When you enter business school, you dread accounting classes. Financial accounting is actually not bad, especially if you like finance, but managerial accounting? Please shoot me. In financial accounting, you come across two terms that seem interchangeable, but are in fact quite different: solvency and liquidity.
- Solvency is the ability to pay one’s bills.
- Liquidity is converting the value of an asset into cash.
You can try all you want, but while in school, you tend to mix up the words. But if you want to really get just how different those two things are, start a business… better yet: fund it yourself.
Trust me, you become an accounting messiah.
Anyway, ironically, when you start a company, chances are that you have some money (be it by way of savings, love money, found money, blood money, stolen money - sorry, wrong blog). On Day 1, you probably don’t have any expenses, so you are free to spend as you see fit. Of course, with nothing to show for your business apart from an idea on a beer-stained napkin, your business lacks any real value.
That, in a nutshell, captures the balance sheet equation: Shareholder’s Equity = Assets Less Liabities.
It’s simple, when you think about it, but even to this day sometimes I invert some of those variables.
So off you go, trying to take your idea from concept to reality… and as you do so, you spend cash, take on liabilities, and repeat. This is captured by the income statement, of course, whose equation is simply: Profits = Revenues Less Costs.
Much the same way that an income statement and balance sheet (along with changes in cash flow) are related financial statements; solvency and liquidity are too.
Of course, ideally, as you drain your cash reserves- sometimes too precipitously - you build equity. The problem is, the value of your project is highly intangible, subjective, and timely. Example?
Doubleclick - as a public company - was worth $1B. Yet two years later - as a private company - it was worth $3.1B. Go figure.
Doubleclick was a mature, established business. Your soiled napkin is just that… if you’re lucky to turn it into a business and create value, that’s great, but you lack liquidity in that you cannot easily convert the value you have created into cash.
In effect, the process of company building is simply trading off solvency for liquidity: on Day 1, you are solvent as you have plenty of cash to pay bills. As you take on liabilities and start to create business, you generate revenues (though oftentimes revenues are paid down the road)…
So net-net, a major growth challenge is remaining solvent… even if the value of your enterprise is soaring, because capturing the value - or equity - of your growing business and adding to your Cash balance remains a challenge.

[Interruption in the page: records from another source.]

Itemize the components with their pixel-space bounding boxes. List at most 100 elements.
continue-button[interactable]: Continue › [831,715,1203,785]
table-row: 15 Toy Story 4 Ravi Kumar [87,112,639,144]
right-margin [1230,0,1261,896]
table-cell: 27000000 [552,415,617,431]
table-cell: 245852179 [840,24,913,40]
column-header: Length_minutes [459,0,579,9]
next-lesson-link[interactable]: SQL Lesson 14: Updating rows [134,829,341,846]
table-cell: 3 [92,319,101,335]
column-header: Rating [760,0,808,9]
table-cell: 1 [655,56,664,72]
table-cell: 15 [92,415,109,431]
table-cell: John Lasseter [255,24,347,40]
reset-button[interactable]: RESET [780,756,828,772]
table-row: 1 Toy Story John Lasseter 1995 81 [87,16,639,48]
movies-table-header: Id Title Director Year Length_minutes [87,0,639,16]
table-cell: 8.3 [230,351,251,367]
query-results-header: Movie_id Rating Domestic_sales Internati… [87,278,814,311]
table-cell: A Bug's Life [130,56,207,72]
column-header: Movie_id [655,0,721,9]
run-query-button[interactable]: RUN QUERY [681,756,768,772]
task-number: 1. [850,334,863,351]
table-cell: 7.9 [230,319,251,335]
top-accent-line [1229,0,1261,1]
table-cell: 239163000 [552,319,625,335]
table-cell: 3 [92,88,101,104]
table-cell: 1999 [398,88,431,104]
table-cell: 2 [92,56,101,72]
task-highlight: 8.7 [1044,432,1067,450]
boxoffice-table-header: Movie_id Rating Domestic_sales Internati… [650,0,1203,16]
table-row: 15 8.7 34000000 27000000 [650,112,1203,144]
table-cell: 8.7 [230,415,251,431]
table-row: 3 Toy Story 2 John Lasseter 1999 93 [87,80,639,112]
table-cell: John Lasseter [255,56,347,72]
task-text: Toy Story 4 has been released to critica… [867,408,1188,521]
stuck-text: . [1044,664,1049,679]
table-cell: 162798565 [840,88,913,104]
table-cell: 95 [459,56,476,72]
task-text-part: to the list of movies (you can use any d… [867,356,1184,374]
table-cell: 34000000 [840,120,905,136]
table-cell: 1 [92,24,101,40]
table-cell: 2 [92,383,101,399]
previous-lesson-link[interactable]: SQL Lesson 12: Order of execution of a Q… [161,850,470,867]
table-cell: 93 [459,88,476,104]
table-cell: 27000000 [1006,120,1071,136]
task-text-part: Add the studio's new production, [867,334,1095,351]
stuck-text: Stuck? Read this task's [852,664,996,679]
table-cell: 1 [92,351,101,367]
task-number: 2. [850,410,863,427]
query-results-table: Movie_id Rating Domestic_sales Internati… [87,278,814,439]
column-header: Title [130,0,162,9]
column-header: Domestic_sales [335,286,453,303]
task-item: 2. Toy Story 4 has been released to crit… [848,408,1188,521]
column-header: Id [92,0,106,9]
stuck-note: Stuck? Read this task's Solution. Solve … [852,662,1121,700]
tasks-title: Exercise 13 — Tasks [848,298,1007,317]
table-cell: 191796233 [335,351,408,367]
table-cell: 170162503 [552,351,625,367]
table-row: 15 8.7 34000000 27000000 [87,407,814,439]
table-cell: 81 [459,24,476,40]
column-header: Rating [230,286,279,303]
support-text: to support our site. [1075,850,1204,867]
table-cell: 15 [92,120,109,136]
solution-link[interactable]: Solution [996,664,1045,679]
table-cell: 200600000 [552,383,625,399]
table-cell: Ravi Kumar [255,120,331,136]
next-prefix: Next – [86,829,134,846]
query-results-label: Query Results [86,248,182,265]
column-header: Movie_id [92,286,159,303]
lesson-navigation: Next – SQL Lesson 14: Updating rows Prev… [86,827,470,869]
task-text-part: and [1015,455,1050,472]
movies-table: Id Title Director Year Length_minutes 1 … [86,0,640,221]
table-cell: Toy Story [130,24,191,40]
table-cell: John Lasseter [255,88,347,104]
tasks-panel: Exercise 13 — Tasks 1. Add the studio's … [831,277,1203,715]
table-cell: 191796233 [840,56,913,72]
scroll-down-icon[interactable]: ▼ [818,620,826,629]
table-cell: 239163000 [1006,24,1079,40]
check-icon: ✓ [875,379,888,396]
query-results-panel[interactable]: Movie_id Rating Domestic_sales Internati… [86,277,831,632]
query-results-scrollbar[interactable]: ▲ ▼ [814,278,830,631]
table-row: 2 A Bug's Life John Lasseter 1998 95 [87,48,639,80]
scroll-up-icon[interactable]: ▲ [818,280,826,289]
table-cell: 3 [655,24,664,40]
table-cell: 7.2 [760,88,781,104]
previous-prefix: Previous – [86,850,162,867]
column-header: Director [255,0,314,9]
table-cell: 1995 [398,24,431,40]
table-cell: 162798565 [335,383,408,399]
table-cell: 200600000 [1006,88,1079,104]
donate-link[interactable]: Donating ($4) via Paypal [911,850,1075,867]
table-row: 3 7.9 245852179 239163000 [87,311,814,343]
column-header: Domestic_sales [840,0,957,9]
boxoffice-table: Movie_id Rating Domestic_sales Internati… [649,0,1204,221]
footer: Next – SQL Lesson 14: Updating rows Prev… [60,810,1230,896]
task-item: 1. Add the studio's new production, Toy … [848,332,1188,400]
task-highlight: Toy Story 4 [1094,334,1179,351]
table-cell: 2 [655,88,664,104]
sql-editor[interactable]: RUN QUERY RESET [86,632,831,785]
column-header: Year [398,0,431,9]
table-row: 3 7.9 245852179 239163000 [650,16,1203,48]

Technically, if you are in control, you are always able to convert the value of the asset you are building into cash by simply selling… and frankly, one of biggest reasons entrepreneurs sell is their ongoing challenge to remain solvent. One can remain solvent by keeping a lid on costs… but that tends to keep a lid on growth, too… so you hurt the business even if you are trying not to.
So for this reason, some businesspeople say enough, let’s liquidate the assets, maybe that will ensure solvency moving ahead. The more impatient you are, the higher the likelihood that you will sell the asset at an actual or perceived discount.
So why is this all very ironic?
Well, at any point, you can technically sell equity and raise capital, to ensure that you remain solvent for an extended period of time… but in doing so, you tend to ensure that a liquidity transaction gets delayed, as investors coming on board will want to see a hefty return on their investment first.
At the risk of quoting Rod Stewart: have I told you, lately, how much I hate irony.